Poll 1: Results Are In

Charles Schwab has won the Golden Parachute's first online poll for reader's favorite online broker. Fidelity, OptionsXpress, and Other tied for second with 16% each.

Monday, July 2, 2007

Poll This Week: Which Online Broker is Best?

After reading a few articles recently reviewing which online brokers are best at Forbes and Smart Money, I wanted to know what everyone else out there thought. This week I'm polling everyone out there about which online brokerage they think is the best. I added all of the companies that I could think of off hand to the list. If you come up with another you think I should add, leave me a comment and I'll get it up there ... please choose which one you think is the best.

Links
Image - Flickr Hugovk (creative commons)

Thursday, March 8, 2007

How to Size up A Broker

One of the many great things that the Internet has done is move the power from industry specialists to the average person (assuming they are willing to fire up google and put in some time). Now I'm not implying the internet will allow a person to become a specialist at anything, but it cuts down the risk that they will be taken advantage of when buying a car, home, or other big ticket item.

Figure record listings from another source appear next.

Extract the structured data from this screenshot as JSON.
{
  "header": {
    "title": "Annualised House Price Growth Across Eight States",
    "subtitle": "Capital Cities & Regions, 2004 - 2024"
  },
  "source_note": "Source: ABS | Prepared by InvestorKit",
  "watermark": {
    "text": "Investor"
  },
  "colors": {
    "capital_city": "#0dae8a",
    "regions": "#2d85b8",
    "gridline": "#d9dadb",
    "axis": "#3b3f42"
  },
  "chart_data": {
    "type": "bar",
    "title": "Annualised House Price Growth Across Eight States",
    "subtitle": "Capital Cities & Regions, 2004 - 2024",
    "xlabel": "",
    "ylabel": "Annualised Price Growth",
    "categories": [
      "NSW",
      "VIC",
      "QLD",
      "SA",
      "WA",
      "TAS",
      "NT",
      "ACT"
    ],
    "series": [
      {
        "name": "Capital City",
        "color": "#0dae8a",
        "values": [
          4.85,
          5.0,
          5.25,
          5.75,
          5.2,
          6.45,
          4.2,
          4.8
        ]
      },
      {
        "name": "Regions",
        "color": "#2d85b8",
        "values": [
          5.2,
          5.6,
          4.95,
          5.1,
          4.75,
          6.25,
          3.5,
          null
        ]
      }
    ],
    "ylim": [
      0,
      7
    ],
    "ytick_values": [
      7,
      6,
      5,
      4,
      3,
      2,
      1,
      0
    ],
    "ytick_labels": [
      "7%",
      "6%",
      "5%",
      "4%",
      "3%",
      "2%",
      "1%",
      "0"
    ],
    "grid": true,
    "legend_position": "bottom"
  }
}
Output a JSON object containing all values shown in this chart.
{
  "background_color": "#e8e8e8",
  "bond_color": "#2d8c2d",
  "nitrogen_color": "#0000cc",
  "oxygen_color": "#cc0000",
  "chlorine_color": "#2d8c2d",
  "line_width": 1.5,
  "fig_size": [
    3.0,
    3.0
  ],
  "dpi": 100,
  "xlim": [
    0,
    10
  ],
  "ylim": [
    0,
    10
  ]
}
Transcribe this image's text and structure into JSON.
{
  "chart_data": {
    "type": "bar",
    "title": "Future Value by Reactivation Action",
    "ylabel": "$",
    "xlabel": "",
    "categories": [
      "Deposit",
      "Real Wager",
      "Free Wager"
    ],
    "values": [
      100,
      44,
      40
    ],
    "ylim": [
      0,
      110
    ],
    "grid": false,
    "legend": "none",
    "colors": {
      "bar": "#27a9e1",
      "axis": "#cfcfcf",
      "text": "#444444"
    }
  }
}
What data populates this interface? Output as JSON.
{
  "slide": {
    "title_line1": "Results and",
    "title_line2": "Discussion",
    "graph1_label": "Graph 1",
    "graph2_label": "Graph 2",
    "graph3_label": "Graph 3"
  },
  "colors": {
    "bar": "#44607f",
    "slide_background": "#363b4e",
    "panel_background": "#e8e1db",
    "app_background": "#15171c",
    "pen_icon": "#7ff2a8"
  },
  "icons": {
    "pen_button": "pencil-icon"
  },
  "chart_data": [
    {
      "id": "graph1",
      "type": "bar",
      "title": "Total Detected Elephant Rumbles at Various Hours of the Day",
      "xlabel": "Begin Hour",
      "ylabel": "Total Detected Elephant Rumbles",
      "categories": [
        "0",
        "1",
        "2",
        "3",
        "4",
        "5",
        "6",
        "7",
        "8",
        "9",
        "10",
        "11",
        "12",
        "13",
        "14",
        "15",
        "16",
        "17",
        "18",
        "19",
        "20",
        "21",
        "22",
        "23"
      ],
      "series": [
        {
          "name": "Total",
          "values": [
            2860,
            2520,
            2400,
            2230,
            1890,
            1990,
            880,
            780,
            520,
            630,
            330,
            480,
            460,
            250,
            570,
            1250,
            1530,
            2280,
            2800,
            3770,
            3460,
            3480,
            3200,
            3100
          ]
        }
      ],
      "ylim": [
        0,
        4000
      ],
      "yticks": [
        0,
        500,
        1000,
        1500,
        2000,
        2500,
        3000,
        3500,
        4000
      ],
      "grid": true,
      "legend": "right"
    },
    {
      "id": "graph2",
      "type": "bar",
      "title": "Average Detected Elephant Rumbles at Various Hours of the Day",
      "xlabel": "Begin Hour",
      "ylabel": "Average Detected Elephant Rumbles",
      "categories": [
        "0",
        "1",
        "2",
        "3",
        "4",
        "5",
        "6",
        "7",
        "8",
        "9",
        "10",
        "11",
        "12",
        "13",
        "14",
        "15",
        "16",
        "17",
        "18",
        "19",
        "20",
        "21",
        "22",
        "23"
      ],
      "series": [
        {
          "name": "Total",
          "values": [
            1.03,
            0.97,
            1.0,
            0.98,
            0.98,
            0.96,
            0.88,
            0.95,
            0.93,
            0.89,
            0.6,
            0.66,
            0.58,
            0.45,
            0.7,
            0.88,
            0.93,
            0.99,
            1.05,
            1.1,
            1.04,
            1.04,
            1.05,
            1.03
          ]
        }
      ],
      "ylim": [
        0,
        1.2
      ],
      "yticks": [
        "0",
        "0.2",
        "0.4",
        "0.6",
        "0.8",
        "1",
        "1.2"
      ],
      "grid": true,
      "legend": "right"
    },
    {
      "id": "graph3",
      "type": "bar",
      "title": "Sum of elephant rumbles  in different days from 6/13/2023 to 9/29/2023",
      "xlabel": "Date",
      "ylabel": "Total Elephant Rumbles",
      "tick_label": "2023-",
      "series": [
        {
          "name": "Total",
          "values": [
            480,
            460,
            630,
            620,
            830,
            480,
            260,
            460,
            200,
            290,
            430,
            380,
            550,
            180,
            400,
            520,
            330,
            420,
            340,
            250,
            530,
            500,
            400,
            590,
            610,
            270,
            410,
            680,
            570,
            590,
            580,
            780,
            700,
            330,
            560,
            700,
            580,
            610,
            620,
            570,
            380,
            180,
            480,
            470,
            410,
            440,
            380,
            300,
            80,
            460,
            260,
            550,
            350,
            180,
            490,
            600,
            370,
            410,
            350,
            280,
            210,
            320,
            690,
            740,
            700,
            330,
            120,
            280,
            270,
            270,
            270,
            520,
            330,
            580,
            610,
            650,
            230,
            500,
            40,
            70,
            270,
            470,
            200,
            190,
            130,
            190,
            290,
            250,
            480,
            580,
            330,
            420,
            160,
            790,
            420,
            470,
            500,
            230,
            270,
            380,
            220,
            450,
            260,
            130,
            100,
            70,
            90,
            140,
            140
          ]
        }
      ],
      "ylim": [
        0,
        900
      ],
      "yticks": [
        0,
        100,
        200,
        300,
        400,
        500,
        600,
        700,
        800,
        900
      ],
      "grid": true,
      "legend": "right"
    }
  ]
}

Fool.com has a list of questions to ask when interviewing financial planners. The questions fall into three categories 1) costs, 2) products, 3) service. Planners are all over the board when it comes to fees. Trading fees, minimums, and other fees all must be considered. You should take into account the portfolio of services your broker offers, research, and the different ways you can make trades. Finally will the broker give you the time you deserve. Some brokers will not give small investors the attention deserve because the commissions are much smaller. Then again, just because the planner will answer your call on the second ring doesn't mean he is any better at putting your money to work for you. Find someone you are comfortable with and that you are willing and able to move from if your money stops performing as it should.

Full article here

Wednesday, March 7, 2007

Choosing an Online Broker

The Motley Fool has a decent article describing the best places to invest if you have an extra $20, $100, or $1,000 lying around. I think the article is good because it gets people thinking about investing incrementally. It's easy to invest if you already have gobs of money in your pocket. It's much harder when you are starting with a pair of Hamiltons in your wallet.

The article operates under the assumption you have paid off all your high interest debt from credit cards and other not-so-favorable investments.

  • If you have $20: The Fool says to consider investing in a DRP (a plan some large companies have allowing employees to purchase stock). That is good advice, but for those of us not working at a fortune 1000 company where else could that $20 be put to work? Regular visitors to the site know I'm a big fan of high yield online savings accounts. They won't make you rich, but are flexible, a good value, and generally have no minimums.

  • If you have $100: The Fool says to consider investing in an index fund. The rub on this type of investment is that you may have that investment chewed up by broker fees. If you get charged $10 to buy the fund, then another $10 a year until your account meets the brokerage minimum, you will have to make more than 11% per year (on the $90 invested after commission) just to stay even. Again I think $100 is better spent in a high yield savings unless you already have a brokerage account up and running. In that case the index fund can start to make more sense.

  • If you have $1,000: Here you have more options. The Fool says a good option is a discount brokerage account charging less in commission than 2% of portfolio value. I think another excellent option is a Roth IRA account. There are plenty of fund families that are no load and if you couple that Roth investment with additional funds each year until retirement you will have a nice little next egg when you turn 65.